With better timing and slightly better geography, Sioux Falls could have been a metropolis, rivaling or even eclipsing the bigger cities of the region, including Minneapolis, Omaha and Kansas City. According to the historic markers in Falls Park, for a time, it appeared as though several major railroads would intersect in Sioux Falls, but they went through Omaha instead. Plan B was to utilize the Big Sioux River to power flour mills, but current wasn’t strong enough, and the water falls that give Sioux Falls its name just weren’t tall enough. Now, 135 years after it was granted a city charter, the good people of Sioux Falls will be voting Tuesday whether to build an events center in order to lure away conventions from Fargo and Sioux City. In a lot of ways, the largest city in South Dakota is a city of what could have been.

A few miles south of the birthplace of Sioux Falls is Augustana College, or the Division I basketball powerhouse that could have been. If the river flowed a little faster, or the railroads went a little farther north, there is no reason why Augustana couldn’t be a major college basketball program. If either the milling or railroad industry had taken off, Sioux Falls would have been significantly bigger, and Augustana would have several thousand more students than its current 1,700 or so. If either industry was successful, they could have been the Lutheran Creighton, with a few deep runs in the NCAA tournament. If both industries had taken off, who knows how successful they could have been. College basketball success isn’t limited by size or location. Why should the town of Lawrence, Kansas have more championships than Chicago and New York combined? Why should a small college founded by Methodists in a city otherwise known for a movie about their minor league baseball team have four national championships in the last 20 years.

Augustana clearly isn’t Kansas or Duke, but they have experienced plenty of success in their own sphere of the college basketball world, and this season could be special for the Vikings. They were ranked 8th in the Division II pre-season poll, picked to win their conference, and featured a pre-season 2nd team All-American and an Honorable Mention All-American. They’ll be more of a challenge than Bemidji State, and the Gophers will not be able to sleep walk to a win. Like most Division II teams, their best players are in the back court. Cody Shilling, the all-time leading scorer in Minnesota high school basketball history, is that aforementioned 2nd team All-American. He averaged better than 21 points per game last season, and is competent though not excellent from behind the three-point line. He does excel at getting to the free-throw line, more than six attempts per game last season, and making free-throws 88% of the time. Cameron McCafferey is the honorable mention All-American, and is more of an outside shooting threat with 58 made three-pointers last season. At 6’5” and 6’1” respectively, they won’t be undersized. The Vikings also feature a pair of Division I transfers, Drae Murray, a 5’9” point guard from Sam Houston State, and Evan Pierce, a 6’3” guard who never took the court for Wagner. With only four players 6’7” or taller, and only one 6’8”, Minnesota should have a major size advantage, and unlike Bemidji State, none of them appear to be an outside shooting threat.

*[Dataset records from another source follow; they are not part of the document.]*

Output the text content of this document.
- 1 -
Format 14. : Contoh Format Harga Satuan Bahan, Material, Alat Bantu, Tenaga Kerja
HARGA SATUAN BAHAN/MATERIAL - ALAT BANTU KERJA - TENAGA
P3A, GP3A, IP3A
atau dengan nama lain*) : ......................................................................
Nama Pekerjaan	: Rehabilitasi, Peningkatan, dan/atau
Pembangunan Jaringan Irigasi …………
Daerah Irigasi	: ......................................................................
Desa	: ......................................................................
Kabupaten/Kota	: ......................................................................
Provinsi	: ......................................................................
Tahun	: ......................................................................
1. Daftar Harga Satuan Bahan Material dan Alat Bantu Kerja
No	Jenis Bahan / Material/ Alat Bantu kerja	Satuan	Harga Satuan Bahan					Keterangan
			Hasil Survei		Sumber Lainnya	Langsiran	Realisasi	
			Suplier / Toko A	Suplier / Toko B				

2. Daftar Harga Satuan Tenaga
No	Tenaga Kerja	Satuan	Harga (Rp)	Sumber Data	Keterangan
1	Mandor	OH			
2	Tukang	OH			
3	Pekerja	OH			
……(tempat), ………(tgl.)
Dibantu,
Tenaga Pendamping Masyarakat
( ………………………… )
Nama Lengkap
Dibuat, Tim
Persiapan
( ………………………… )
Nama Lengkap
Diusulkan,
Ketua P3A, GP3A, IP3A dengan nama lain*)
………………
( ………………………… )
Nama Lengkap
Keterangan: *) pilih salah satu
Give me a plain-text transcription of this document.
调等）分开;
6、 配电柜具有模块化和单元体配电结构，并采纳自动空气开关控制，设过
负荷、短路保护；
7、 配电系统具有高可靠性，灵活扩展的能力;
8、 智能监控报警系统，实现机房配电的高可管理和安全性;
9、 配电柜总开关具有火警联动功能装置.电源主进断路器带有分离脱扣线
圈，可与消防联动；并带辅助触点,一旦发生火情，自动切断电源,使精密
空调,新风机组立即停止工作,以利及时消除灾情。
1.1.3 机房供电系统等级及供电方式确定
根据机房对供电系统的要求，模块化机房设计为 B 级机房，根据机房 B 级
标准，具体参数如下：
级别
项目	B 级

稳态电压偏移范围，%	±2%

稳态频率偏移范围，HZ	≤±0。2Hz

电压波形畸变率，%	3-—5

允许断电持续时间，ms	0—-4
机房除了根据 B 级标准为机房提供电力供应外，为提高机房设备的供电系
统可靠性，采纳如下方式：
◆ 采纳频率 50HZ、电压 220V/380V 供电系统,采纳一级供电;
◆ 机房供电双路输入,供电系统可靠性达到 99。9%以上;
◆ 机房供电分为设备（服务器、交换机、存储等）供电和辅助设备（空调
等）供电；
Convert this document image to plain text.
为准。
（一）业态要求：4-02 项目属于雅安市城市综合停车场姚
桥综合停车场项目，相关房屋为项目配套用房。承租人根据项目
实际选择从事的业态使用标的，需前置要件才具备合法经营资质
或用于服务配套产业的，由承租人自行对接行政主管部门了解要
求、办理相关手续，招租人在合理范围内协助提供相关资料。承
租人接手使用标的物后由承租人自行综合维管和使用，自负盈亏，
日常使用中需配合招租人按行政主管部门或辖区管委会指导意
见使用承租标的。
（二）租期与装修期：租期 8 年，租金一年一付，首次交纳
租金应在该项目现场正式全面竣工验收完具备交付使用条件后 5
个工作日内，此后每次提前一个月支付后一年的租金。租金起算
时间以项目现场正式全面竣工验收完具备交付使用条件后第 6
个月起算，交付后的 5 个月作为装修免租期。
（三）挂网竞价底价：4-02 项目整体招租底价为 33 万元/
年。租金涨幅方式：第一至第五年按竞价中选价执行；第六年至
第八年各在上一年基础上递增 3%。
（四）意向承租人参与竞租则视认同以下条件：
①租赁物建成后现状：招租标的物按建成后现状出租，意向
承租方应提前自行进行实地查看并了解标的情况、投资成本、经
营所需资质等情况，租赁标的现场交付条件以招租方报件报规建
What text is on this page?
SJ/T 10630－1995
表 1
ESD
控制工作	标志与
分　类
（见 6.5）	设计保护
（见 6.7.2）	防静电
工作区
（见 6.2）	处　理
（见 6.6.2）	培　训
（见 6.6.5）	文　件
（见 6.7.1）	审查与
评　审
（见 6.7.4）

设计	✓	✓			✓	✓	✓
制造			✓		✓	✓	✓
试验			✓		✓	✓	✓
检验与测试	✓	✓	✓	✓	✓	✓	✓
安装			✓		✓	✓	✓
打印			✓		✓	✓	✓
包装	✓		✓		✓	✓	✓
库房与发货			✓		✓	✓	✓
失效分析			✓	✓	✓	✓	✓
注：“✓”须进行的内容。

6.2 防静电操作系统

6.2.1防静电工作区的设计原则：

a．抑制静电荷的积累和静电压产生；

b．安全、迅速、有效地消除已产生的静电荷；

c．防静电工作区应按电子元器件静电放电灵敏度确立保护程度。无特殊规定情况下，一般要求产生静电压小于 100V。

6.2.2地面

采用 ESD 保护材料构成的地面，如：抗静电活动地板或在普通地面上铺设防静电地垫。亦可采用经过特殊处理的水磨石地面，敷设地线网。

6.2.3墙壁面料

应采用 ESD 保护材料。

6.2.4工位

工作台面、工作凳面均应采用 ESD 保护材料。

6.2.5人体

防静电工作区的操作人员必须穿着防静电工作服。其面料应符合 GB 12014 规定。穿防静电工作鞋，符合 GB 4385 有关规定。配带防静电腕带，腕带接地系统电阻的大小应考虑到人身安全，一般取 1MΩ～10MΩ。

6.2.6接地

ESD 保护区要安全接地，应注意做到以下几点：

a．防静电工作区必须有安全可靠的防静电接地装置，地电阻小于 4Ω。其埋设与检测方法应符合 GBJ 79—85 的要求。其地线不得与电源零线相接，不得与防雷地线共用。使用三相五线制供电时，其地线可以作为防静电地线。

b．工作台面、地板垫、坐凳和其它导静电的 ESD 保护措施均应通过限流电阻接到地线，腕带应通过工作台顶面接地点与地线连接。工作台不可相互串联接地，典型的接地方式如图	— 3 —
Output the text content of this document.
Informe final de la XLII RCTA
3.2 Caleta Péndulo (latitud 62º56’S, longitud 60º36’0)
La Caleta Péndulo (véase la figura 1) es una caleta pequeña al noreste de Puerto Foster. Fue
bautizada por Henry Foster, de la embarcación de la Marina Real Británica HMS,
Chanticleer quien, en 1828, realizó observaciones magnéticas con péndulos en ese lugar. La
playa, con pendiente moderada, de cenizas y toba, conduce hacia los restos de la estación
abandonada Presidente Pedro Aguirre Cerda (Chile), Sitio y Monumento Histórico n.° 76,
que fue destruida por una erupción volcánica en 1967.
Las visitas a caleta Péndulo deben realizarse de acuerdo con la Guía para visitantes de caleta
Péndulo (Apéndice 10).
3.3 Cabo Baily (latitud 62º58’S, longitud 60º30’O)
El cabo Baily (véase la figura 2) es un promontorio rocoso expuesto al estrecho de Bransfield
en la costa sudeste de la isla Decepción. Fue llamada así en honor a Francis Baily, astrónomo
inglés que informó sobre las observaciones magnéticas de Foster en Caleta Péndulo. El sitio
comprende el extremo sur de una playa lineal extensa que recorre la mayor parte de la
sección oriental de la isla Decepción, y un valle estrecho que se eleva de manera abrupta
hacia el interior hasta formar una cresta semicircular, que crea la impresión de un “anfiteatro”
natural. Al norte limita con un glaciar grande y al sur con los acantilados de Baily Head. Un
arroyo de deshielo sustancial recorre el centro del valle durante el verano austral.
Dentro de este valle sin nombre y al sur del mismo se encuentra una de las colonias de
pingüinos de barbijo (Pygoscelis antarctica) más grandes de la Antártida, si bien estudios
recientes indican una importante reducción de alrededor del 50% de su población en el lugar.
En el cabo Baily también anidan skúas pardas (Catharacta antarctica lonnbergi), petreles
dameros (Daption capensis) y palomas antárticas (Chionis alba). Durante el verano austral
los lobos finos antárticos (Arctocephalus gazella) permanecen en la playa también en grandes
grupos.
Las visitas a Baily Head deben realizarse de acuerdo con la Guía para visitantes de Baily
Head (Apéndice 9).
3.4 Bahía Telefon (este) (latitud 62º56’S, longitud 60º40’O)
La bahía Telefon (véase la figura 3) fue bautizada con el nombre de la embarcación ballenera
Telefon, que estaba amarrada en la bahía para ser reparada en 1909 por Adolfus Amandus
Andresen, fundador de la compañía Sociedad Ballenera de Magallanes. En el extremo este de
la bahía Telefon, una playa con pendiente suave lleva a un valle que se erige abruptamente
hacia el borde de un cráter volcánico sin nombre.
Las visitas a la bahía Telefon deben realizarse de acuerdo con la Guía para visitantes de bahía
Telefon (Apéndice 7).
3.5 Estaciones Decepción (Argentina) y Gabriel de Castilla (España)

The Gophers enter their second and final exhibition game with a few questions answered and at least one big question still unanswered. Ralph Sampson and Trevor Mbakwe showed they will be a force to be reckoned with on the inside, as long a someone can get them the ball. For now, Andre Hollins has answered the point guard question with his eight assist, zero turnover performance against Bemeidji State. The last big questions is who else? In an article in the Star Tribune new Gopher beat writer Amelia Rayno attempted to pin the success of the upcoming season on the “Big Three” and added Rodney Williams of all people to Sampson and Mbakwe. The Gophers will need someone else to step up, but it is way too soon to assume that will be Rodney Williams. The title of her article should have been the Big Two plus Who? because it is anybody’s guess if anyone else will emerge as a scoring threat and who that will be.

Ideally, that scoring threat will come on the perimeter. A big season by Williams would be great to see, but it won’t solve the problem of a lack of diversity of scoring threats. Sampson III and Mbakwe can score near the basket, and so can Williams. One of the Hollinses or Julian Welch becoming a double-digit scorer is more important to the team than Williams scoring the same number of points.

Welch finally takes the court Monday night after twisting and then tweaking his ankle. He was the early favorite for the point guard spot, and if his lone season of Division I basketball at UC-Davis is any indication, the best outside shooter on the roster. We should get a good look at him at both guard positions, and if Tubby Smith’s wholesale substitutions continue, should give the second team at least someone worth watching. Until someone else finally does step up, Welch is the top candidate to join Sampson III and Mbakwe as a scoring threat.

This will be the final tune-up before the tune-ups that do count. Augustana is a decent team, and Tubby Smith should treat this more like a real game. You should never put too much stock in an exhibition game, but there may be a little to learn from this one.